Wells Fargo, a gold rush company

Henry Wells

The wealthy investors on the east coast watched the news of gold in California carefully. A booming economy fueled by gold and a flood of emigrants presented incredible opportunities for savvy businessmen. One of whom was Henry Wells, a former freight agent for the Erie Canal who had formed his own company and competed successfully against the US Post Office by carrying mail at less than the government rate. In 1850 Wells joined two of his chief competitors, John Butterfield and William Fargo in the American Express Company. Immediately Wells, as president, and Fargo, as vice-president, pushed for expansion of the company into California but the board of directors balked, fearful that the Adams and Company, already in California, would acquire a monopoly. But on March 18, 1852 they organized Wells, Fargo and Co. with a $300,000 capitalization.

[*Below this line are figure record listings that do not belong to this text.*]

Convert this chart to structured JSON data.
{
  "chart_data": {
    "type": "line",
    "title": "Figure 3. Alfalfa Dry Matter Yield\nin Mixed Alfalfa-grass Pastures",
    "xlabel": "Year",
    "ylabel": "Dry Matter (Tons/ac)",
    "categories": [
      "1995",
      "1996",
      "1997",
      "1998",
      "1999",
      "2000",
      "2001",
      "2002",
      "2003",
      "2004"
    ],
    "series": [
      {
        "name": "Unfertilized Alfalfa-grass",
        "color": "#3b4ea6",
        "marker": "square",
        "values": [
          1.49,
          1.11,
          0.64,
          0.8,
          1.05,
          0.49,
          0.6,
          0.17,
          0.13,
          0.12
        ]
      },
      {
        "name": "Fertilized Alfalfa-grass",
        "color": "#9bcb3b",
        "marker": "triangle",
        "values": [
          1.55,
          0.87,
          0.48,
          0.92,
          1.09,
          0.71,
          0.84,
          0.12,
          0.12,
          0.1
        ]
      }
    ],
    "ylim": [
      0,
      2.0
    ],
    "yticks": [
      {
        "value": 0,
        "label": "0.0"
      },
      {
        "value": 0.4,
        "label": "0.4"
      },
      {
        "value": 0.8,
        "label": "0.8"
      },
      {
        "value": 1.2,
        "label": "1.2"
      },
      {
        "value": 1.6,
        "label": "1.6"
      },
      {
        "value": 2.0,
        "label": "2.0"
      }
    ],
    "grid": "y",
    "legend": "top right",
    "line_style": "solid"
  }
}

American Express Shipping Receipt 1853

Business began on May 20, 1852 with an announcement in the New York Times followed on July 3 with another in San Francisco’s Alta California paper. But by this time in the gold country Wells Fargo faced fierce competition from already established companies in the express business as well as in the banking business. Still, Edwin Morgan, president until November 1853, and his successor, Danford Barney, set up express and banking offices in key gold rush areas where they offered a full range of services including the buying and selling of all forms of gold, and express mail and freight between New York and California. By contracting with existing express companies across California they quickly gained a solid foothold.

William Fargo 1862

Then in 1855 the parent company of Page, Bacon and Co., a San Francisco bank, collapsed, setting off a run on the bank and a general panic that quickly involved the entire financial community and Wells Fargo was forced to close its doors. By the next Tuesday Wells Fargo was able to reopen as one of the few financial institutions left on the west coast. Although it lost about a third of its assets it had survived because it had sufficient cash reserves on hand to meet the crisis. This gave the company a reputation for dependability, and coupled with the loss of so many competitors, Wells Fargo expanded rapidly across the entire west. It started its own stagecoach line and later took over and ran the Overland Mail Company and was deeply involved in the Pony Express.

 

Comments

  1. I really enjoyed the information in this post. The early days of banking in that area are fascinating. I wonder how many starting ‘cities’ had that problem. I know when Colorado Springs started in 1871 they had a bank, but it closed its doors in 1873 at the beginning of the long depression. Fortunately another bank opened at about the same time so the city was able to grow.

    • Actually Wells Fargo started as an express company. They competed with the Adams Express in the beginning but all the big express companies went into banking. They were the ones who hauled the gold in from the mines anyway so why not. There was a run on banks in early san Francisco too. It wound up helping Wells Fargo by getting rid of Adams & Co. I do like your comments, Doris. Thanks.